Die BPAN-Mikroglia zeigten einen dramatischen Wechsel von einem normalen zu einem gestressten, entzündlichen Zustand. Sie setzten weniger Abfallverarbeitungsenzyme frei, während sie mehr Immun-Signalisierungsproteine abgaben, was auf eine gestörte zelluläre Reinigung und veränderte Immunreaktionen hinweist.

Was das bedeutet

Diese Ergebnisse deuten darauf hin, dass fehlerhafte Gehirnimmunkörper aktiv zum neuronalen Verlust bei BPAN beitragen könnten, anstatt nur darauf zu reagieren.
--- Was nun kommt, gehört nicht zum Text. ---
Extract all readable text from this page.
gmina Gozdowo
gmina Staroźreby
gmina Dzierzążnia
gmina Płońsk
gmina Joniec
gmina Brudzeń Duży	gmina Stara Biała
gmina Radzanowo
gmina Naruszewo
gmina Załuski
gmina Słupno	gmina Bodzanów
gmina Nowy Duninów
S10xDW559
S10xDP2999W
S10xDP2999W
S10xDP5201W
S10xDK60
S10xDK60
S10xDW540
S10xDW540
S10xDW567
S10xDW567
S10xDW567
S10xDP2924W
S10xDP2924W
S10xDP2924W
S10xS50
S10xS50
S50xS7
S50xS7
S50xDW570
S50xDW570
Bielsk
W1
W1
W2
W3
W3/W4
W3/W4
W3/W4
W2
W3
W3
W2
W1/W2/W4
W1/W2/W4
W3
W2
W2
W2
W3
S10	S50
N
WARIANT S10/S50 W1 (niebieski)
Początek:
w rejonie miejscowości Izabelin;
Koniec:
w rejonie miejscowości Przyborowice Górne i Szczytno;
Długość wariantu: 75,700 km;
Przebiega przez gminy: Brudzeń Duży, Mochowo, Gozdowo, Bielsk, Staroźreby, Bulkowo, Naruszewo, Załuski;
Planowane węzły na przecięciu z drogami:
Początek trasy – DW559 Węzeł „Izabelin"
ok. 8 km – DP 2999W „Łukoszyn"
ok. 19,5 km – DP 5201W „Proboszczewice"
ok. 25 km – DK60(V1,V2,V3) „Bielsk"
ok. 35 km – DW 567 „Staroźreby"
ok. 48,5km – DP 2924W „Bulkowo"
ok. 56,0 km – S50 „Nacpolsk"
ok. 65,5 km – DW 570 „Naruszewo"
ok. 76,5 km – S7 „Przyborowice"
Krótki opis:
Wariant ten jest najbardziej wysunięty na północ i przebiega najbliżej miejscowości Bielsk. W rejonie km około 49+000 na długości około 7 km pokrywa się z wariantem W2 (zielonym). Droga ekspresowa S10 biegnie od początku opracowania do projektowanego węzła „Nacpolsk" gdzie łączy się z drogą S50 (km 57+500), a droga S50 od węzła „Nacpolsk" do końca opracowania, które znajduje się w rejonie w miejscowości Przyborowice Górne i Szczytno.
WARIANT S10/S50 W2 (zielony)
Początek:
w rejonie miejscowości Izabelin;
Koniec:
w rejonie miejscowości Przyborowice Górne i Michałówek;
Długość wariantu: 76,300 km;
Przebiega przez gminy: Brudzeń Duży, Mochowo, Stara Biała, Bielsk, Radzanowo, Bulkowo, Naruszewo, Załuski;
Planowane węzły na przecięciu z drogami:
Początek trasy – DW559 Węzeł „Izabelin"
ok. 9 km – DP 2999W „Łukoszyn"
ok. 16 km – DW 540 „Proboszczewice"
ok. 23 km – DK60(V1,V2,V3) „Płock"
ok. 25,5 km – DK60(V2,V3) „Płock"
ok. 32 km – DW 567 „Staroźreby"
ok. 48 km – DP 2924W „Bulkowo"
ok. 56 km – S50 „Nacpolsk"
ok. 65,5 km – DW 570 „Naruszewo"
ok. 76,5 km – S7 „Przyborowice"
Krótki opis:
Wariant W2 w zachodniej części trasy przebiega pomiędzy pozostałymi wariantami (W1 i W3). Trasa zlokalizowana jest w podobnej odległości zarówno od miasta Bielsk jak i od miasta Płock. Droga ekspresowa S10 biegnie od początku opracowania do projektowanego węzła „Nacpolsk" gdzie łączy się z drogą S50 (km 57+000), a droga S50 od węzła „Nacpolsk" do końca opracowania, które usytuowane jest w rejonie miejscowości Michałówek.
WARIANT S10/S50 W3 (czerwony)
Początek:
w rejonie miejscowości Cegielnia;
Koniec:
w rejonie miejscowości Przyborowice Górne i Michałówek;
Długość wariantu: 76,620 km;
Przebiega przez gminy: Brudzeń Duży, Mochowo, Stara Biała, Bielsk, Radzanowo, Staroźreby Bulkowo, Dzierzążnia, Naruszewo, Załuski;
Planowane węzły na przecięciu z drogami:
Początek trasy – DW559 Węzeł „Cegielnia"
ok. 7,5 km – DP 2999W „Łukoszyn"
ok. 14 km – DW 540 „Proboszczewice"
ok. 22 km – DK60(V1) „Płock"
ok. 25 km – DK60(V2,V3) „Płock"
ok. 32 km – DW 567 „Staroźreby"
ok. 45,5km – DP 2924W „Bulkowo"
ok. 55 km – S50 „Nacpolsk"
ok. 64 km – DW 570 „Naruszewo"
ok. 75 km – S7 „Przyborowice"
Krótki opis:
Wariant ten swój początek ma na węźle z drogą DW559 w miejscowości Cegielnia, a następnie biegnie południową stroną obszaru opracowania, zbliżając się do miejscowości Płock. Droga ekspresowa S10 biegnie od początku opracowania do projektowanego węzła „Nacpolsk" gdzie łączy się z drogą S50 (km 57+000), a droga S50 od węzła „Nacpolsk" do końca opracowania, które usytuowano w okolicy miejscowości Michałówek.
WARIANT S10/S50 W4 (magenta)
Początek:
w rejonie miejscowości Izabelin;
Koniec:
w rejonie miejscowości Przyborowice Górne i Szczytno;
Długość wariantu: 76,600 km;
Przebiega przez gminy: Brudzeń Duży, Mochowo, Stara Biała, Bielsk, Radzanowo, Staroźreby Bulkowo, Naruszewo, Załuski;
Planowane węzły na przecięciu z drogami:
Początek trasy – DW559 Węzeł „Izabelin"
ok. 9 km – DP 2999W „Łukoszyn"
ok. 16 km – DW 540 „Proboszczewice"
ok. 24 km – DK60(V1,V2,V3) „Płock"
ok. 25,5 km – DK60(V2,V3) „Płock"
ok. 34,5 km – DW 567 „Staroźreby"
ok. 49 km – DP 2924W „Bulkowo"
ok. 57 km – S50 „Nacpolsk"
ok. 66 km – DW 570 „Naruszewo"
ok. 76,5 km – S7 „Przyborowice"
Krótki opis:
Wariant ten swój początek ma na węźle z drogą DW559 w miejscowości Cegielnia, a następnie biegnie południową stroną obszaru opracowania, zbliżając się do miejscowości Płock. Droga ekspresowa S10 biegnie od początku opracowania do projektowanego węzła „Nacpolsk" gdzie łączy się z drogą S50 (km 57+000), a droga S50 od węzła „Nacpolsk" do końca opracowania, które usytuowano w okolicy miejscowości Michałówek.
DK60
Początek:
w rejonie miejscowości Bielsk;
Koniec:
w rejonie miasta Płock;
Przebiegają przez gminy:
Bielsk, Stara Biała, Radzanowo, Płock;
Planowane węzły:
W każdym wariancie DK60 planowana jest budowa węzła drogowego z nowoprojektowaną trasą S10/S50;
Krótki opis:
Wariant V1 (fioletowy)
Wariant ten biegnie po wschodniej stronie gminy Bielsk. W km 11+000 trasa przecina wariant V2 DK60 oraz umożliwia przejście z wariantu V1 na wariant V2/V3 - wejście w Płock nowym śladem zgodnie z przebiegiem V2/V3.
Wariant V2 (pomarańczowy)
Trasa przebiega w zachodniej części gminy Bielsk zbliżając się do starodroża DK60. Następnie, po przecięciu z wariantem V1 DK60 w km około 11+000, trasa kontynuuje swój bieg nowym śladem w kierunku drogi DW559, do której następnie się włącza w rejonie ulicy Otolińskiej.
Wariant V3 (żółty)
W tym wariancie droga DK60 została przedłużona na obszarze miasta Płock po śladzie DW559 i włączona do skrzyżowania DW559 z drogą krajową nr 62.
Dies eröffnet die Möglichkeit, Behandlungen zu testen, die Immunwege anvisieren, was den Krankheitsverlauf verlangsamen könnte.

Einschränkungen

Diese Studie verwendete Zellen, die in einer Laborplatte gezüchtet wurden, nicht lebendes Gehirngewebe. Ob diese Ergebnisse auf tatsächliche BPAN-Patienten zutreffen und ob Behandlungen, die diese Immunveränderungen anvisieren, von Nutzen wären, erfordert weitere Forschung an Tiermodellen und schließlich an klinischen Studien mit Menschen.